As one goes westward, the road penetrates right into the bold scenery that invites exploration when viewed from 'Willance's Leap.' There is a Scottish feeling - perhaps Alpine would be more correct - in the steeply-falling sides of the dale, all clothed in firs and other dense plantations; and just where the Swale takes a decided turn towards the south there is a view up Marske Beck that adds much to the romance of the scene. Behind one's back the side of the dale rises like a dark green wall entirely in shadow, and down below half buried in foliage, the river swirls and laps its gravelly beaches, also in shadow. Beyond a strip of pasture begin the tumbled masses of trees which, as they climb out of the depths of the valley, reach the warm, level rays of sunlight that turns the first leaves that have passed their prime into the fierce yellows and burnt siennas which, when faithfully represented at Burlington House, are often considered overdone. Even the gaunt obelisk near Marske Hall responds to a fine sunset of this sort, and shows a gilded side that gives it almost a touch of grandeur.
Evening is by no means necessary to the attractions of Swaledale, for a blazing noon gives lights and shades and contrasts of colour that are a large portion of Swaledale's charms. If instead of taking either the old road by way of Marske, or the new one by the riverside, one had crossed the old bridge below the castle, and left Richmond by a very steep road that goes to Leyburn, one would have reached a moorland that is at its best in the full light of a clear morning.
The clouds are big, but they carry no threat of rain, for right down to the far horizon from whence this wind is coming there are patches of blue proportionate to the vast spaces overhead. As each white mass passes across the sun, we are immersed in a shadow many acres in extent: but the sunlight has scarcely fled when a rim of light comes over the edge of the plain, just above the hollow where Downholme village lies hidden from sight, and in a few minutes that belt of sunshine has reached some sheep not far off, and rimmed their coats with a brilliant edge of white. Shafts of whiteness, like searchlights, stream from behind a distant cloud, and everywhere there is brilliant contrast and a purity to the eye and lungs that only a Yorkshire moor possesses.
A short two miles up the road to Leyburn, just above Gill Beck, there is an ancient house known as Walburn Hall, and also the remains of the chapel belonging to it, which dates from the Perpendicular period. The buildings are now used as a farm, but there are still enough suggestions of a dignified past to revivify the times when this was a centre of feudal power.
Turning back to Swaledale by a lane on the south side of Gill Beck, Downholme village is passed a mile away on the right, and the bold scenery of the dale once more becomes impressive.

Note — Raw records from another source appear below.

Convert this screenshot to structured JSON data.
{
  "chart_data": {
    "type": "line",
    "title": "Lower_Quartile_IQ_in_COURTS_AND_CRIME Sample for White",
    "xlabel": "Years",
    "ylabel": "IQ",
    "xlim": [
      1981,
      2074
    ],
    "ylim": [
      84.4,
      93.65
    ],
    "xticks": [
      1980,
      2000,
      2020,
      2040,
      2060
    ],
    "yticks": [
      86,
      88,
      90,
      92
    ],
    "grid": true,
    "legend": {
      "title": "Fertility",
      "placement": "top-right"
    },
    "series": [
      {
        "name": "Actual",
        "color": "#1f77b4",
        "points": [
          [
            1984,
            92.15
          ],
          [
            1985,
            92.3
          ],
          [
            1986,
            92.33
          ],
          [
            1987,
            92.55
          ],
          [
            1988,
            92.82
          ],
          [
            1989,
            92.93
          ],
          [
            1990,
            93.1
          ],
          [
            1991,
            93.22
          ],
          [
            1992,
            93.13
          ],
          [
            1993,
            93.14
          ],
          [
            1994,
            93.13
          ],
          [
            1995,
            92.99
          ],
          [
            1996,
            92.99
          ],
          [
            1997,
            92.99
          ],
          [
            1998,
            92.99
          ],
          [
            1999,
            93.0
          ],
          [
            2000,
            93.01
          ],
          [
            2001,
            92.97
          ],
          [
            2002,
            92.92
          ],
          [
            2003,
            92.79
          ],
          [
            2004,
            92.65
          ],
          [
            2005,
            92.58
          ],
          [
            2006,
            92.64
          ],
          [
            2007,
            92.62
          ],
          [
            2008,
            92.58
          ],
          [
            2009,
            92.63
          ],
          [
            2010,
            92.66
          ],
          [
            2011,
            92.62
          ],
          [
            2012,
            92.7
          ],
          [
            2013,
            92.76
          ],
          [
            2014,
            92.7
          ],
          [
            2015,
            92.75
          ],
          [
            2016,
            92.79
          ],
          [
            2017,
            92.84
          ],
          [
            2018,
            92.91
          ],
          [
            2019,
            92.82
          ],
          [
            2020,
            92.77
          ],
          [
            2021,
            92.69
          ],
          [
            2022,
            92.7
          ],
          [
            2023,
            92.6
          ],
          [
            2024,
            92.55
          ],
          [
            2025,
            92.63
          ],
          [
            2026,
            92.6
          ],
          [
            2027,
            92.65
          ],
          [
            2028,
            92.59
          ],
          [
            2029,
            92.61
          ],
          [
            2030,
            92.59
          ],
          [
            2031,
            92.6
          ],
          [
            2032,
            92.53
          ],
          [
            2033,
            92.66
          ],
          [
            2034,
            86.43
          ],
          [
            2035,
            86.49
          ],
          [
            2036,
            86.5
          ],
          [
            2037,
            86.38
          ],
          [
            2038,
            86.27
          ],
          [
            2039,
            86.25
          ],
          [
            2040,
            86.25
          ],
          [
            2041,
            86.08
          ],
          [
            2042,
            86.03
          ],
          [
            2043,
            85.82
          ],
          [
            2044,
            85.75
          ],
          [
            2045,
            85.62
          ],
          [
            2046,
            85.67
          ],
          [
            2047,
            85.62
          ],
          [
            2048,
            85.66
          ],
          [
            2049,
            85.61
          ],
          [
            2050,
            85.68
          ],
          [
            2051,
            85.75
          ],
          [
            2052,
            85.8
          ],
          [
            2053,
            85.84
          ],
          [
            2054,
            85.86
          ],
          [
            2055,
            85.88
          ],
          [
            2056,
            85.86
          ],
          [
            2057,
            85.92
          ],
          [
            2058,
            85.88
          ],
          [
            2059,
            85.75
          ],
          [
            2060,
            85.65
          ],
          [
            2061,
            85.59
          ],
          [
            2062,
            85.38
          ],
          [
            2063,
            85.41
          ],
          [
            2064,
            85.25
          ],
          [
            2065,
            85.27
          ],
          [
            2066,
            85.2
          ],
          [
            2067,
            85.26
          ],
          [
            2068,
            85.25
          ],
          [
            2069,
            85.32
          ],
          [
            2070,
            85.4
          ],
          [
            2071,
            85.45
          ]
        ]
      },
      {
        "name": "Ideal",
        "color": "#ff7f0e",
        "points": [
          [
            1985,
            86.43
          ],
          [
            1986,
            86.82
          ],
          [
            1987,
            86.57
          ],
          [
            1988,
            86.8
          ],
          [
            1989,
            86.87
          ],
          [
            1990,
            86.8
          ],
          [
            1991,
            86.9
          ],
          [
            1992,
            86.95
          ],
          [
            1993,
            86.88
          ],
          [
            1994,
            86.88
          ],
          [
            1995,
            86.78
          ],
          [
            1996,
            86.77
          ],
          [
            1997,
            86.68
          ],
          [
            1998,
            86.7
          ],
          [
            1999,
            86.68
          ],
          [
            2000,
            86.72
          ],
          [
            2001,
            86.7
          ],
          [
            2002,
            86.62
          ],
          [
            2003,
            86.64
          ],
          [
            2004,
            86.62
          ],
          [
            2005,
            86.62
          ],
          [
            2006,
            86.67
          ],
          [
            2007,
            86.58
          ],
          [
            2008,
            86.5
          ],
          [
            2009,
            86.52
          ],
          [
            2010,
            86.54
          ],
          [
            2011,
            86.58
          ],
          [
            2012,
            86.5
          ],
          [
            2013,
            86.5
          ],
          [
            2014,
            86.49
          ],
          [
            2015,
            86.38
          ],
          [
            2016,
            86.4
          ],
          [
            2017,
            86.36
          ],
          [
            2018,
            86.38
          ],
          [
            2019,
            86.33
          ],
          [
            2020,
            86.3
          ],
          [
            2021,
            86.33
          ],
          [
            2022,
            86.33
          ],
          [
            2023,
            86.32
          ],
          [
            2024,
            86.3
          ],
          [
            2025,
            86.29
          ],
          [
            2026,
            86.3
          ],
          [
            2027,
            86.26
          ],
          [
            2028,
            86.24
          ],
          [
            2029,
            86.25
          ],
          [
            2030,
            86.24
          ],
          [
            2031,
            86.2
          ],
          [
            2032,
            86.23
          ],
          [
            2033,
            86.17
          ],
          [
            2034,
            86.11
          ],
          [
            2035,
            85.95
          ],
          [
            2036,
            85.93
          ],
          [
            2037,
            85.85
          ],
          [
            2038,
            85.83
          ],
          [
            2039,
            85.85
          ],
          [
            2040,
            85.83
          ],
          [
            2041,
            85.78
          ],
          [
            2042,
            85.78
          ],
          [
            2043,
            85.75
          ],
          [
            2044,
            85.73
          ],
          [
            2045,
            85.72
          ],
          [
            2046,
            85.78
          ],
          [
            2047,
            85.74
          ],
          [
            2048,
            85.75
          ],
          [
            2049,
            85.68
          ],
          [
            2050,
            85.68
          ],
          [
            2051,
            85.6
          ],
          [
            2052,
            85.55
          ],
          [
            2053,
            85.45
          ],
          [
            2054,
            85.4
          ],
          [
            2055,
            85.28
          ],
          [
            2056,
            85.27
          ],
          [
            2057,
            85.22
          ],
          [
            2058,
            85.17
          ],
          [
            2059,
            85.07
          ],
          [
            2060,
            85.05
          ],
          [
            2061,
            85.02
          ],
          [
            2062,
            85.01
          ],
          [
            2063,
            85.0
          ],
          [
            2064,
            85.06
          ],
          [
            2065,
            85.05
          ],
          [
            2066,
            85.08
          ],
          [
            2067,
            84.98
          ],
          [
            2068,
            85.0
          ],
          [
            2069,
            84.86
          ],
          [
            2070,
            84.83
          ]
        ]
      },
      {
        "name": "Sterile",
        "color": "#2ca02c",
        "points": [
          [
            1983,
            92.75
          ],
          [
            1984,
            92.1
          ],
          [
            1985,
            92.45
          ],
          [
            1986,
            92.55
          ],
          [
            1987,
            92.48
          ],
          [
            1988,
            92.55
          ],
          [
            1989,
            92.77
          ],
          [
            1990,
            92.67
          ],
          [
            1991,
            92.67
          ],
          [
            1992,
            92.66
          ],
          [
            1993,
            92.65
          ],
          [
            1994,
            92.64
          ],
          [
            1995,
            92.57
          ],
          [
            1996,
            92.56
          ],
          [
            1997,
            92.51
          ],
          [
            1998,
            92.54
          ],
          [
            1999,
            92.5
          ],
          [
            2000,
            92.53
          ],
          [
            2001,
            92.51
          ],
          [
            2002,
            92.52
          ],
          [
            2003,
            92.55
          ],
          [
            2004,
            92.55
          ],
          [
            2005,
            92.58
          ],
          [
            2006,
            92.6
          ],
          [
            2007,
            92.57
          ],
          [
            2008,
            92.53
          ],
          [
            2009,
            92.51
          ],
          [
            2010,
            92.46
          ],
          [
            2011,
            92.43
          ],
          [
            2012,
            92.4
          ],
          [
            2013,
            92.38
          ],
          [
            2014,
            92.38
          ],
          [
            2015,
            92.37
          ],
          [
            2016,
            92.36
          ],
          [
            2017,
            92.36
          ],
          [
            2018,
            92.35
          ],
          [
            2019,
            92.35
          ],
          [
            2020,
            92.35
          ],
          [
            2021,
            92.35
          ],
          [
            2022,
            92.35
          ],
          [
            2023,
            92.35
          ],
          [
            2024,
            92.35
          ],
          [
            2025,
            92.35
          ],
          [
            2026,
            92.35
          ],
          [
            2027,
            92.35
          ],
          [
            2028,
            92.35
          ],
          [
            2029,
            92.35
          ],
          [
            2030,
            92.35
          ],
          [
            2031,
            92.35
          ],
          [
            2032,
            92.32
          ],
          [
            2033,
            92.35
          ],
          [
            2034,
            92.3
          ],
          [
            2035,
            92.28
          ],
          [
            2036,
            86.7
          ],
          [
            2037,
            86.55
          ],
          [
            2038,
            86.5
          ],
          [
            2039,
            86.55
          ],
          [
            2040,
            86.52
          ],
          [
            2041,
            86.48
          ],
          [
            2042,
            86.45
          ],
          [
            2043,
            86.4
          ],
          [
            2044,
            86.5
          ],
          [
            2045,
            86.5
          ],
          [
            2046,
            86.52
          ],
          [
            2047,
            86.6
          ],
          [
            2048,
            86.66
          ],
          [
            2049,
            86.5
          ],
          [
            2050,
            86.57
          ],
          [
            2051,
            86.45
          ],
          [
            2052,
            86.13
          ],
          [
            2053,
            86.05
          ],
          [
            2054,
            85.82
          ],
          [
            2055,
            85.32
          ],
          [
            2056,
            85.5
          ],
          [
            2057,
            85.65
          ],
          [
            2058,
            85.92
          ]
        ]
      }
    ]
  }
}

Two great headlands, formed by the wall-like terminations of Cogden and Harkerside Moors, rising one above the other, stand out magnificently. Their huge sides tower up nearly a thousand feet from the river, until they are within reach of the lowering clouds that every moment threaten to envelop them in their indigo embrace. There is a curious rift in the dark cumulus revealing a thin line of dull carmine that frequently changes its shape and becomes nearly obliterated, but its presence in no way weakens the awesomeness of the picture. The dale appears to become huger and steeper as the clouds thicken, and what have been merely woods and plantations in this heavy gloom become mysterious forests. The river, too, seems to change its character, and become a pale serpent, uncoiling itself from some mountain fastness where no living creatures besides great auks and carrion birds, dwell.
In such surroundings as these there were established in the Middle Ages, two religious houses, within a mile of one another, on opposite sides of the swirling river. On the north bank, not far from Marrick village, you may still see the ruins of Marrick Priory in its beautiful situation much as Turner painted it a century ago. Leland describes Marrick as 'a Priory of Blake Nunnes of the Foundation of the Askes.' It was, we know, an establishment for Benedictine Nuns, founded or endowed by Roger de Aske in the twelfth century. At Ellerton, on the other side of the river a little lower down, the nunnery was of the Cistercian Order; for, although very little of its history has been discovered, Leland writes of the house as 'a Priori of White clothid Nunnes.' After the Battle of Bannockburn, when the Scots raided all over the North Riding of Yorkshire, they came along Swaledale in search of plunder, and we are told that Ellerton suffered from their violence.
Where the dale becomes wider, owing to the branch valley of Arkengarthdale, there are two villages close together. Grinton is reached first, and is older than Reeth, which is a short distance north of the river. The parish of Grinton is one of the largest in Yorkshire. It is more than twenty miles long, containing something near 50,000 acres, and according to Mr. Speight, who has written a very detailed history of Richmondshire, more than 30,000 acres of this consist of mountain, grouse-moor and scar. For so huge a parish the church is suitable in size, but in the upper portions of the dales one must not expect any very remarkable exteriors; and Grinton, with its low roofs and plain battlemented tower, is much like other churches in the neighbourhood. Inside there are suggestions of a Norman building that has passed away, and the bowl of the font seems also to belong to that period. The two chapels opening from the chancel contain some interesting features, which include a hagioscope, and both are enclosed by old screens.